We struggle to keep up with the succession of new characters and plot information, but, like The Dude in The Big Lebowski, Doc is engaging company, a warm-hearted doper with lambchop sideburns and latent combat skills. The large ensemble cast are uniformly excellent; Josh Brolin catches the eye as Lieutenant Detective Bigfoot Bjornson, with his flat top buzzcut, John Wayne walk and fondness for sucking ice lollies in a suggestive manner. There are many memorable cameos from the likes of Martin Short (dodgy dentist Dr Rudy Blatnoyd in Austin Powers purple crushed velvet suit) and Michael Kenneth Williams (Omar from The Wire). But we always feels as if the actors are on the director’s page, not showboating for their own amusement.

The film has a grainy retro Seventies Super 8 light quality, perfectly complemented by Jonny Greenwood’s wonderful soundtrack, which conjures up the dark side of sun-drenched California, referencing both The End by The Doors and Bernard Herrmann’s score to Hitchcock’s Vertigo. Amidst the absurd laughter, we are reminded that this was the era of Vietnam, Nixon and Charles Manson.

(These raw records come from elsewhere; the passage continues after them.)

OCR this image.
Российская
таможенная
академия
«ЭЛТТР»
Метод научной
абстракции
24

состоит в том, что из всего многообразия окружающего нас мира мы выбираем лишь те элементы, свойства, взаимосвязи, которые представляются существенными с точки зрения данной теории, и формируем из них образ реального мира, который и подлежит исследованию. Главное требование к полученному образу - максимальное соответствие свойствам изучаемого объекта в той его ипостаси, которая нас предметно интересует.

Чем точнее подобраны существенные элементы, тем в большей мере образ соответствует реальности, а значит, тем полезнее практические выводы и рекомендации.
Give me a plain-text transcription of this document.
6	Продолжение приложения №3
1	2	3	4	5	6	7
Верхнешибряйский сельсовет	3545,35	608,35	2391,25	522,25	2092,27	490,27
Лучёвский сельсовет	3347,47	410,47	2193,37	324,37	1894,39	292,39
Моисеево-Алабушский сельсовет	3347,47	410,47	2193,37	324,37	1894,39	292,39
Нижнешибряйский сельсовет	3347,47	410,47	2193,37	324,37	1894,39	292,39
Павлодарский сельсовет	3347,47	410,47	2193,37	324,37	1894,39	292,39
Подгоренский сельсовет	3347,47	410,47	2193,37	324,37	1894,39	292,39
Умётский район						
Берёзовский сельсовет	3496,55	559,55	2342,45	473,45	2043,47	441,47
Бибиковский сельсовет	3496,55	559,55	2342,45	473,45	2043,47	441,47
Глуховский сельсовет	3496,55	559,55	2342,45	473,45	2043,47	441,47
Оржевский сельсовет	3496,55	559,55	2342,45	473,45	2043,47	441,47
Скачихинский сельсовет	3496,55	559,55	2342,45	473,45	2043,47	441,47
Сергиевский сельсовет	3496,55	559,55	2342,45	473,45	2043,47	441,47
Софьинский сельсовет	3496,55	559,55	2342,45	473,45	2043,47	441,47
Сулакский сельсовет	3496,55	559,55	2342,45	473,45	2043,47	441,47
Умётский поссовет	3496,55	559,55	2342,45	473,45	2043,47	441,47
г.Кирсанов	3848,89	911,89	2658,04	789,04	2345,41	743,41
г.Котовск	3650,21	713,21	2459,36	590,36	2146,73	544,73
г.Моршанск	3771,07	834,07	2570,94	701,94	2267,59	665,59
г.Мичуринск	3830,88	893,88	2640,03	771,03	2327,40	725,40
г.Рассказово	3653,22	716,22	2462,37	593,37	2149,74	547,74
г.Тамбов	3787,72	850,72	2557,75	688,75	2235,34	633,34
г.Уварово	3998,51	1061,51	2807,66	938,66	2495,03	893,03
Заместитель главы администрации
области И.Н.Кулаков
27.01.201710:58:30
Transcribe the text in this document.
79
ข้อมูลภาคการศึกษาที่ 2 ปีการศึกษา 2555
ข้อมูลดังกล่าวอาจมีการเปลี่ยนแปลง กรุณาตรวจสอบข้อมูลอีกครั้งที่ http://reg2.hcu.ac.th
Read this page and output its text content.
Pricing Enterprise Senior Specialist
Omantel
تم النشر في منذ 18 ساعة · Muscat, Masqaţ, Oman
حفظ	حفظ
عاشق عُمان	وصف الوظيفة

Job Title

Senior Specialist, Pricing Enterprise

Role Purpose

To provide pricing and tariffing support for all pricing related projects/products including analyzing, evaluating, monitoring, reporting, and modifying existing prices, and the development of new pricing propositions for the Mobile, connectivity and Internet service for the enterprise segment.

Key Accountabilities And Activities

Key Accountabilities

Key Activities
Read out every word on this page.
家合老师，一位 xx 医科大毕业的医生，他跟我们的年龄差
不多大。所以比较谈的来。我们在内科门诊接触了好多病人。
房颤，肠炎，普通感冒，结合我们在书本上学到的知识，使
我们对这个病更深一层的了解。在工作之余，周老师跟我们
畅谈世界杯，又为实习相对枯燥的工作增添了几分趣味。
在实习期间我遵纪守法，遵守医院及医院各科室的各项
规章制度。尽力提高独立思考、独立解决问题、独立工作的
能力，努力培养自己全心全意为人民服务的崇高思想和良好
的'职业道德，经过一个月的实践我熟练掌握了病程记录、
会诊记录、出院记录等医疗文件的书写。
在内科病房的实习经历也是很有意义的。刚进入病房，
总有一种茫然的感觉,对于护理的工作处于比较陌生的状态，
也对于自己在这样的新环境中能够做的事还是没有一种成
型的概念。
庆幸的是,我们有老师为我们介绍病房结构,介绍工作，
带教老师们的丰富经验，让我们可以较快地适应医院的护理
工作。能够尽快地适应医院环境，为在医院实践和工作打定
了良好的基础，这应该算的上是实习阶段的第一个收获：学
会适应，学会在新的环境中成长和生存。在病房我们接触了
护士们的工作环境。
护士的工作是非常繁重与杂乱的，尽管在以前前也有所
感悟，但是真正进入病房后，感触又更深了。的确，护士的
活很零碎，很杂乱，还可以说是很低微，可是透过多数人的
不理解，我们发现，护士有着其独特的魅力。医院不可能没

But the comedy wins out, and Anderson has fun with visual gags and slapstick, from clumsy waitresses and shoulder-barging cops, to the changing shape of Bigfoot’s ice lollies. Chick Planet Massage is a brothel with a menu like a fast food restaurant. Characters have colourful names such as Burke Stodger and Puck Beaverton, and the screenplay is peppered with stoner wit. Shasta’s expression is described as follows: ‘Now she was laying some heavy combination of face ingredients on him that he couldn’t really read at all’; in an Advert for Channel View Estates Wolfmann promises ‘a view that can only be described in two words: right on’; we are told that ‘these were perilous times, astrologically speaking, for dopers’; after a pause during a telephone conversation, a girlfriend tells Doc ‘I can hear your pants growing’.

So what does it all mean? Maybe there’s a hidden message in there somewhere, of the sort that Charles Manson found in The Beatles’ White Album. But after a lengthy voiceover musing on the death of the hippy dream, any ‘heavy’ ideas are undercut by its pay-off line: ‘gee,’ he thought, ‘I don’t know.’ Which is pretty much how we feel at the end of Inherent Vice. At one point Shasta tries to explain what the title means – something to do with marine insurance – but I couldn’t quite get my head around it.